CANTON, OH — Timken has reported record sales of $1.1 billion for the first quarter of 2004, an increase of 31 percent from the prior year. Adjusted to include pro forma results for Torrington for the full first quarter of 2003, sales were up 11 percent. Sales were higher across all three business groups, automotive, industrial and steel, the company said, compared to the first quarter of 2003. Timken completed its $840 million strategic acquisition of The Torrington Company on February 18, 2003.

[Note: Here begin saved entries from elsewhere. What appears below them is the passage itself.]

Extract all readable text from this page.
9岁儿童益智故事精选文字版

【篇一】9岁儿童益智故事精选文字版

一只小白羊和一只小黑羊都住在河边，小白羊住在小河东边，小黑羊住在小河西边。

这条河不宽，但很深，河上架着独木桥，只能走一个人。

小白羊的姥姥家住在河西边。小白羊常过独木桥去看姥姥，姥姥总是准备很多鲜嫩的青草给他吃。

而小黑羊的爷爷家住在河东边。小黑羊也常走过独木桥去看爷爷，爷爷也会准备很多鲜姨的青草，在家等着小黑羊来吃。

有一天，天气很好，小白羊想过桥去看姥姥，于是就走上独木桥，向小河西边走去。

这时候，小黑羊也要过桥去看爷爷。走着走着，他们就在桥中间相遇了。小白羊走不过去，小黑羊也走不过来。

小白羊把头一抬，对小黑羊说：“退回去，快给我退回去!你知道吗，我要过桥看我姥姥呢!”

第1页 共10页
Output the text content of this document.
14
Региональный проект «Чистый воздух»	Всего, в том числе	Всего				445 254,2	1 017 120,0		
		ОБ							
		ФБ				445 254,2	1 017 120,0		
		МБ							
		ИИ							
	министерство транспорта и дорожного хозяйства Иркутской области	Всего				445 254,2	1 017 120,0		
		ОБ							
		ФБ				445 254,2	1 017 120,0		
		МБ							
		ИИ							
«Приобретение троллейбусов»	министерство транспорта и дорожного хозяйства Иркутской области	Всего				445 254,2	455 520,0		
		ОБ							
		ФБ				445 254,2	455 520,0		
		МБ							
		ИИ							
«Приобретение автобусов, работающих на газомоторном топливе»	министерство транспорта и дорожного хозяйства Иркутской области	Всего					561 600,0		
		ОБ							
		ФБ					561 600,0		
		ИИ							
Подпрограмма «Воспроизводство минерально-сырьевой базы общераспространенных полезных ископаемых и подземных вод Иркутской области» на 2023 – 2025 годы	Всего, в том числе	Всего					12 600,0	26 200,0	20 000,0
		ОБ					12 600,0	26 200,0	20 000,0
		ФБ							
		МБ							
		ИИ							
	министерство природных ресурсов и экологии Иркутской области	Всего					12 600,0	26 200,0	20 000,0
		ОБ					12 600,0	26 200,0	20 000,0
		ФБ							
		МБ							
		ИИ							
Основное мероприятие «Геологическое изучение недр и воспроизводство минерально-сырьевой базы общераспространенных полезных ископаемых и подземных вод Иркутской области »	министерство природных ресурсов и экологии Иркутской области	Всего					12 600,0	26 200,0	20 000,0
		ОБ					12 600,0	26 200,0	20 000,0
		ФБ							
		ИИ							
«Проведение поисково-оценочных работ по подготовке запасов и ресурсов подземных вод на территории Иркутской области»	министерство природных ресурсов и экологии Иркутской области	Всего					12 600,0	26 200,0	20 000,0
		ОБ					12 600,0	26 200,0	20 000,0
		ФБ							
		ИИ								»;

Timken reported $0.32 per diluted share, more than double the $0.15 per diluted share from a year ago. Excluding special items, adjusted earnings per share were $0.31, or 63 percent higher than the $0.19 last year. This compared favorably to previous company estimates of $0.25 to $0.30 per diluted share, excluding special items. Special items in 2004 totaled $0.7 million of pretax income, with $7.7 million of income received under the Continued Dumping and Subsidy Offset Act (CDSOA) virtually offset by integration expenses related to Torrington. In the first quarter of 2003, special items were $3.6 million of pretax expense.
For the quarter, the company achieved pretax integration savings of $17 million, driven by leveraging the combined purchasing of Torrington and Timken. The company is on track to achieve its target of $80 million of pretax integration savings during 2005.
Total debt at March 31, 2004 was $812.3 million, 42.3 percent of capital. Debt was higher than the 2003 year-end level of $734.6 million due to cash contributions to domestic pension plans and seasonal working capital. The company expects its leverage to be lower at the end of this year compared to last year.